There has been a total of 847 breaches of the Covid-19 lockdown rules, Director General of Health Ashley Bloomfield announced today.
Of the breaches, there has been 109 prosecutions, as well as 717 warnings and 21 youth referrals.
It was a large jump from earlier this week when Police Commissioner Andrew Coster reported just 367 breaches on April 8, with 45 prosecutions and 309 warnings.
"I know police have been very active over the Easter weekend, stopping cars and also a high presence in the community," Dr Bloomfield said today.
It comes after police set up 190 checkpoints on Easter Friday, with more than 100 warnings issued.
1 NEWS was told of "all sorts of excuses" that were given to police over the Easter weekend.
Sergeant Mark Fleming said despite having to turn around a few motorists, "a lot of people are heeding the message to stay home".
NZ Herald reported as of Friday, there were 677 recorded breaches, 84 prosecutions and 582 warnings since the lockdown began.
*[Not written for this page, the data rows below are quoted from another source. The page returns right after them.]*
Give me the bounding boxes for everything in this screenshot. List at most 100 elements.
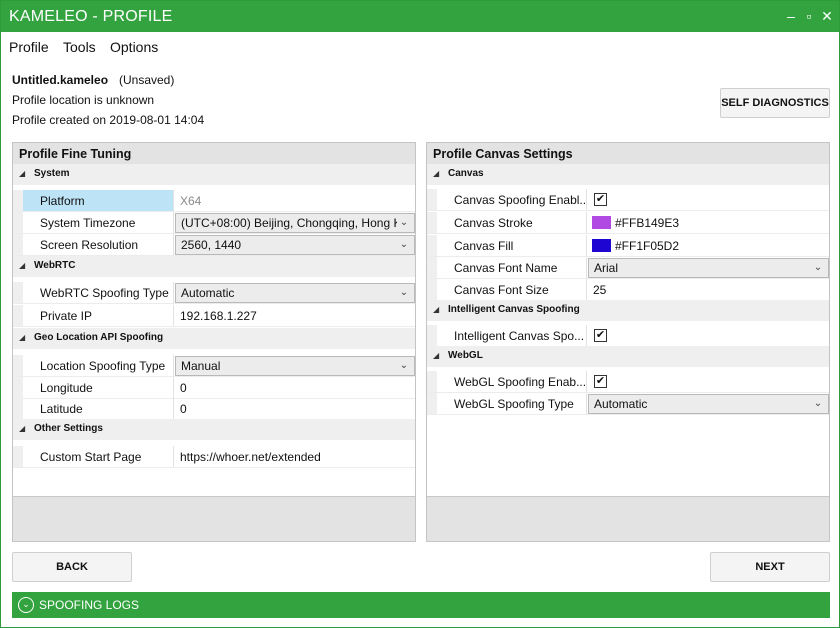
collapse-arrow-icon[interactable]: ◢: [19, 169, 25, 178]
platform-value: X64: [180, 194, 202, 208]
resolution-select[interactable]: 2560, 1440 ⌄: [175, 235, 415, 255]
spoofing-logs-label: SPOOFING LOGS: [39, 598, 140, 612]
timezone-select[interactable]: (UTC+08:00) Beijing, Chongqing, Hong K ⌄: [175, 213, 415, 233]
collapse-arrow-icon[interactable]: ◢: [433, 305, 439, 314]
chevron-down-icon[interactable]: ⌄: [811, 259, 825, 277]
title-bar[interactable]: KAMELEO - PROFILE – ▫ ✕: [1, 1, 839, 32]
property-name: Private IP: [23, 305, 174, 326]
category-label: WebGL: [448, 350, 483, 361]
location-type-select[interactable]: Manual ⌄: [175, 356, 415, 376]
category-geo-location[interactable]: ◢ Geo Location API Spoofing: [13, 328, 415, 349]
fill-color-value[interactable]: #FF1F05D2: [609, 235, 819, 256]
menu-profile[interactable]: Profile: [9, 39, 49, 55]
collapse-arrow-icon[interactable]: ◢: [433, 169, 439, 178]
font-name-value: Arial: [594, 261, 619, 275]
chevron-down-icon[interactable]: ⌄: [397, 284, 411, 302]
category-other-settings[interactable]: ◢ Other Settings: [13, 419, 415, 440]
row-webgl-spoofing-type[interactable]: WebGL Spoofing Type Automatic ⌄: [427, 393, 829, 415]
property-name: System Timezone: [23, 212, 174, 233]
property-name: Longitude: [23, 377, 174, 398]
stroke-color-value[interactable]: #FFB149E3: [609, 212, 819, 233]
spoofing-logs-toggle[interactable]: ⌄ SPOOFING LOGS: [12, 592, 830, 618]
property-name: Intelligent Canvas Spo...: [437, 325, 587, 346]
chevron-down-icon[interactable]: ⌄: [397, 214, 411, 232]
row-location-spoofing-type[interactable]: Location Spoofing Type Manual ⌄: [13, 355, 415, 377]
panel-description-area: [13, 496, 415, 541]
property-name[interactable]: Platform: [23, 190, 174, 211]
canvas-spoofing-checkbox[interactable]: ✔: [594, 193, 607, 206]
font-size-field[interactable]: 25: [587, 279, 827, 300]
profile-status: (Unsaved): [119, 73, 175, 87]
private-ip-field[interactable]: 192.168.1.227: [174, 305, 414, 326]
row-screen-resolution[interactable]: Screen Resolution 2560, 1440 ⌄: [13, 234, 415, 256]
property-name: Canvas Spoofing Enabl...: [437, 189, 587, 210]
next-button[interactable]: NEXT: [710, 552, 830, 582]
row-latitude[interactable]: Latitude 0: [13, 398, 415, 420]
close-icon[interactable]: ✕: [819, 7, 835, 25]
chevron-down-icon[interactable]: ⌄: [397, 236, 411, 254]
category-canvas[interactable]: ◢ Canvas: [427, 164, 829, 185]
row-platform[interactable]: Platform X64: [13, 190, 415, 212]
row-webgl-spoofing-enabled[interactable]: WebGL Spoofing Enab... ✔: [427, 371, 829, 393]
window-title: KAMELEO - PROFILE: [9, 8, 173, 25]
property-name: Custom Start Page: [23, 446, 174, 467]
collapse-arrow-icon[interactable]: ◢: [433, 351, 439, 360]
intelligent-canvas-checkbox[interactable]: ✔: [594, 329, 607, 342]
category-label: Intelligent Canvas Spoofing: [448, 304, 580, 315]
category-intelligent-canvas[interactable]: ◢ Intelligent Canvas Spoofing: [427, 300, 829, 321]
row-canvas-stroke[interactable]: Canvas Stroke #FFB149E3: [427, 212, 829, 234]
self-diagnostics-button[interactable]: SELF DIAGNOSTICS: [720, 88, 830, 118]
collapse-arrow-icon[interactable]: ◢: [19, 333, 25, 342]
property-name: Canvas Font Name: [437, 257, 587, 278]
longitude-field[interactable]: 0: [174, 377, 414, 398]
webrtc-type-value: Automatic: [181, 286, 235, 300]
chevron-down-circle-icon[interactable]: ⌄: [18, 597, 34, 613]
profile-created: Profile created on 2019-08-01 14:04: [12, 113, 205, 127]
category-webrtc[interactable]: ◢ WebRTC: [13, 256, 415, 277]
menu-tools[interactable]: Tools: [63, 39, 96, 55]
row-canvas-spoofing-enabled[interactable]: Canvas Spoofing Enabl... ✔: [427, 189, 829, 211]
property-name: Canvas Fill: [437, 235, 587, 256]
font-name-select[interactable]: Arial ⌄: [588, 258, 829, 278]
chevron-down-icon[interactable]: ⌄: [811, 395, 825, 413]
category-label: WebRTC: [34, 260, 76, 271]
latitude-field[interactable]: 0: [174, 398, 414, 419]
category-label: Other Settings: [34, 423, 103, 434]
back-button[interactable]: BACK: [12, 552, 132, 582]
row-intelligent-canvas-spoofing[interactable]: Intelligent Canvas Spo... ✔: [427, 325, 829, 347]
profile-location: Profile location is unknown: [12, 93, 155, 107]
row-webrtc-spoofing-type[interactable]: WebRTC Spoofing Type Automatic ⌄: [13, 282, 415, 304]
property-name: Canvas Stroke: [437, 212, 587, 233]
category-label: Canvas: [448, 168, 484, 179]
maximize-icon[interactable]: ▫: [801, 7, 817, 25]
webgl-spoofing-checkbox[interactable]: ✔: [594, 375, 607, 388]
property-name: WebGL Spoofing Enab...: [437, 371, 587, 392]
chevron-down-icon[interactable]: ⌄: [397, 357, 411, 375]
webgl-type-select[interactable]: Automatic ⌄: [588, 394, 829, 414]
app-window: KAMELEO - PROFILE – ▫ ✕ Profile Tools Op…: [0, 0, 840, 628]
collapse-arrow-icon[interactable]: ◢: [19, 424, 25, 433]
category-label: Geo Location API Spoofing: [34, 332, 164, 343]
start-page-field[interactable]: https://whoer.net/extended: [174, 446, 414, 467]
minimize-icon[interactable]: –: [783, 7, 799, 25]
menu-options[interactable]: Options: [110, 39, 158, 55]
webgl-type-value: Automatic: [594, 397, 648, 411]
property-name: Location Spoofing Type: [23, 355, 174, 376]
webrtc-type-select[interactable]: Automatic ⌄: [175, 283, 415, 303]
profile-filename: Untitled.kameleo: [12, 73, 109, 87]
row-longitude[interactable]: Longitude 0: [13, 377, 415, 399]
panel-title: Profile Fine Tuning: [13, 143, 415, 164]
category-system[interactable]: ◢ System: [13, 164, 415, 185]
row-system-timezone[interactable]: System Timezone (UTC+08:00) Beijing, Cho…: [13, 212, 415, 234]
property-name: WebRTC Spoofing Type: [23, 282, 174, 303]
row-canvas-font-name[interactable]: Canvas Font Name Arial ⌄: [427, 257, 829, 279]
property-name: Screen Resolution: [23, 234, 174, 255]
row-private-ip[interactable]: Private IP 192.168.1.227: [13, 305, 415, 327]
row-canvas-fill[interactable]: Canvas Fill #FF1F05D2: [427, 235, 829, 257]
category-webgl[interactable]: ◢ WebGL: [427, 346, 829, 367]
row-custom-start-page[interactable]: Custom Start Page https://whoer.net/exte…: [13, 446, 415, 468]
collapse-arrow-icon[interactable]: ◢: [19, 261, 25, 270]
resolution-value: 2560, 1440: [181, 238, 242, 252]
panel-description-area: [427, 496, 829, 541]
row-canvas-font-size[interactable]: Canvas Font Size 25: [427, 279, 829, 301]
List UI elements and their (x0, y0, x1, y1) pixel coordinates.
Earlier this month, the epidemic select committee were told by law professor John Hopkins the law to enforce the lockdown was "problematic" as it relied heavily on discretion by police.
He said this was not sustainable - pointing to the example of mixed messaging at the beginning of the lockdown causing confusion for many Kiwis.
Dr Hopkins suggested the guidelines given to police should be released to the public, or a set of rules should be publicised "that are justifiable on the basis of the evidence, legitimate in the eyes of the public, and most importantly clear and open to all".
Two days later, the law around activities and travel under Alert Level 4 were clarified and guidelines released by the Ministry of Health and police.